December 23, 2008
Chairman David Obey House Committee on Appropriations United States House of Representatives Washington, DC 20510 Re: Economic Stimulus Package Dear Mr. Chairman:
Literacy professional development is the most powerful tool policy makers have to improve reading achievement of high need students. These vulnerable students are the core of Title I, Title III, and IDEA programs.
The United States has over 18 million struggling learners – at all grade levels. Unfortunately, most of these children attend schools with the most challenges and the fewest resources. Professional development as a primary intervention for improvement will increase student learning. [This has been documented by Richard Correnti (AERA, 2007) and an IES’s 2007 study by the Regional Education Laboratory at Edvance Research.]

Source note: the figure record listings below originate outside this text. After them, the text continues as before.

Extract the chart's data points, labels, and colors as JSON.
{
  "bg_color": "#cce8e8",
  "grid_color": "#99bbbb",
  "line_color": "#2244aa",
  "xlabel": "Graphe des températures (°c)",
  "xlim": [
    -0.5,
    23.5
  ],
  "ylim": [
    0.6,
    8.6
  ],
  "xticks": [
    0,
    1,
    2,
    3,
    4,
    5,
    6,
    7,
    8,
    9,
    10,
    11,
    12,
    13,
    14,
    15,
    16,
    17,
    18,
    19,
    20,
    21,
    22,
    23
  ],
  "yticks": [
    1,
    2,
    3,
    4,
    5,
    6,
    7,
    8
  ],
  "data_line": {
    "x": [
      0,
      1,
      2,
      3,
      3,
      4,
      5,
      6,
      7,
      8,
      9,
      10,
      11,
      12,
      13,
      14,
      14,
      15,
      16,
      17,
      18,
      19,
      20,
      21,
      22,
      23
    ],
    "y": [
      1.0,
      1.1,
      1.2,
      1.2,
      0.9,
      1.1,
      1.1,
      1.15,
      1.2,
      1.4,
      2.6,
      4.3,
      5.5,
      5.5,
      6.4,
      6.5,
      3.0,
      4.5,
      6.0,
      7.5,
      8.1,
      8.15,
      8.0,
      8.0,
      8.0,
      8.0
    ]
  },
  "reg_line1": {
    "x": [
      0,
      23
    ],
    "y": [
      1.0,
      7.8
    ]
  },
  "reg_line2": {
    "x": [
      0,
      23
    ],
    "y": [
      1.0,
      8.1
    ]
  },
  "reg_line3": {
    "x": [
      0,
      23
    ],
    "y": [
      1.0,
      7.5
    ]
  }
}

American schools need professional development programs that:
Professional development in the economic stimulus package will have an immediate and long-lasting impact on a part of the workforce that is frequently left out of “infrastructure” programs: women. The teaching workforce is 75% female. Also 18% of teachers have less than three years experience. Targeting these novices will make them better teachers and induce them to stay with teaching, thus combating a persistent and costly retention problem.
Adequate funding is essential, not only for professional development programs themselves, but to cover the costs of substitute teachers that allow the classroom teachers the time to expand their knowledge and practice of teaching high-level content to vulnerable children.
The International Reading Association asks that you include professional development in the economic stimulus package. In doing so, Congress will be providing a stimulus to the economy, helping the largely female teaching force as it invests in the neediest children in the United States, and preparing a lost segment of our children to compete in this complex and technological society.